On the whole, we observed that the number of A-to-I editing changes, normalized by the overlap length, was higher in the sense strands of overlaps than in antisense strands, and this trend was common to all analyzed samples and tissues, supporting the previous notion that antisense editing is low Figure 5 and Supplementary Figure S8; and (Neeman et al., 2005). On average, only 199 out of 1677 potential overlaps showed evidence of A-to-I RNA editing. Of these, 21 displayed obvious sense and antisense editing, 164 sense editing, and 35 antisense editing only.

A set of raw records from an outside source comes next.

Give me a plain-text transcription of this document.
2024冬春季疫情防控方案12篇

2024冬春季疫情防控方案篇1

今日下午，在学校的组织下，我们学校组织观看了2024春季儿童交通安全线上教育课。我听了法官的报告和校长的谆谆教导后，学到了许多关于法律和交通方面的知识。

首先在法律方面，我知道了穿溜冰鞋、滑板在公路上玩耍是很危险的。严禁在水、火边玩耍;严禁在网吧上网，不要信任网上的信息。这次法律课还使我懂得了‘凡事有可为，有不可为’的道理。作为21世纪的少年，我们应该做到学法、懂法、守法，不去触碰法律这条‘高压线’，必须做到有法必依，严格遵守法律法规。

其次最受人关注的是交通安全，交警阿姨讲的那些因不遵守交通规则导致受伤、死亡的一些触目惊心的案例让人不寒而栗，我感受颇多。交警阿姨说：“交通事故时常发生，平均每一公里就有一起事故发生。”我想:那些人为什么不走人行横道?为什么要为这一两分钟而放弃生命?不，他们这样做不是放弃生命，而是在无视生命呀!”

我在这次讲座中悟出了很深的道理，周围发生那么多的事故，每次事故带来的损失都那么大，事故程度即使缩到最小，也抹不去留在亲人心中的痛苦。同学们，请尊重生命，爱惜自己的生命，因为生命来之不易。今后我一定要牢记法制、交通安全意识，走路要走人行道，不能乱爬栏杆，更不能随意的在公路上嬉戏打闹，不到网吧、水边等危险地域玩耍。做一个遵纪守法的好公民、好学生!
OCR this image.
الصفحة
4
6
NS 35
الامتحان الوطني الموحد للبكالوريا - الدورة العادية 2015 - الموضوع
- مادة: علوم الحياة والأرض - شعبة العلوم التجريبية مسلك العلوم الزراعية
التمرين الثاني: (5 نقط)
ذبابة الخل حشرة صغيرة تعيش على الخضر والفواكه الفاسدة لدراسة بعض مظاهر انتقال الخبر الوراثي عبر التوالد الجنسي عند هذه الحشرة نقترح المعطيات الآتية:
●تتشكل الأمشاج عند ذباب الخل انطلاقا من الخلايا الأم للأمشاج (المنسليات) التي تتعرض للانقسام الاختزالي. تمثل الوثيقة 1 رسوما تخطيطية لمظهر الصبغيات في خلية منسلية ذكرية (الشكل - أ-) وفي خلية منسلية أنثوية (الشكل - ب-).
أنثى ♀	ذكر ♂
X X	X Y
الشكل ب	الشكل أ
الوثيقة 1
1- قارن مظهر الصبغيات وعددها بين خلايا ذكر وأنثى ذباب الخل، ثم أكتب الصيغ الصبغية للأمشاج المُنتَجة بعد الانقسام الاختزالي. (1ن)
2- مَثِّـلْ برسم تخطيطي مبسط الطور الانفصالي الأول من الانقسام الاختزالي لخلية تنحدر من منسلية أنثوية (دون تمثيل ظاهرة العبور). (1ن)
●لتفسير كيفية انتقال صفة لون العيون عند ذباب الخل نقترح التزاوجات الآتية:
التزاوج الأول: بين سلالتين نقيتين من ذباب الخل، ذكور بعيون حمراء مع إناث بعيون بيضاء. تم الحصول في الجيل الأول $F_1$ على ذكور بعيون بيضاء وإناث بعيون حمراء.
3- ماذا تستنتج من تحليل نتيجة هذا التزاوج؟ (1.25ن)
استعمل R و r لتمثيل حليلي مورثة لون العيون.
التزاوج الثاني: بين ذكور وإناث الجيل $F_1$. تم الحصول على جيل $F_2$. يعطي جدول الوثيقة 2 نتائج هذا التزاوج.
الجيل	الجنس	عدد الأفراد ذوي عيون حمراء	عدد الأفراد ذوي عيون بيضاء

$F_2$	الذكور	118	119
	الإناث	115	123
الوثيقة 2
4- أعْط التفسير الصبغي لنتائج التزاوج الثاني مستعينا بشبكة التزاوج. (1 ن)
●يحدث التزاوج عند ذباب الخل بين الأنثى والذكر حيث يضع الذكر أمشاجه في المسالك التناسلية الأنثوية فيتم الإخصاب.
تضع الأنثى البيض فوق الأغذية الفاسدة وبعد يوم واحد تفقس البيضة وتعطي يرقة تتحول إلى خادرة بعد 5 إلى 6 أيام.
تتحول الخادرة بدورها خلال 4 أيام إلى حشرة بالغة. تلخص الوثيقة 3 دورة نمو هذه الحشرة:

However, DDX58 was not among the transcripts identified by our approach, suggesting its limitations. Namely, antisense transcripts might be less abundant, leading to lower read depth (and problems in detecting editing); alternatively, naturally poor editing on some transcripts might be reported as “no editing” (depending on cut-offs). Both of these are limitations to our approach. These limitations could be cell type-specific or disease-specific. Overall though, our work suggests that clusters of A-to-I (and U-to-C) editing might specify dually edited, convergently transcribed regions, offering a potentially simple way to identify loci that may be of disease relevance (Li et al., 2022).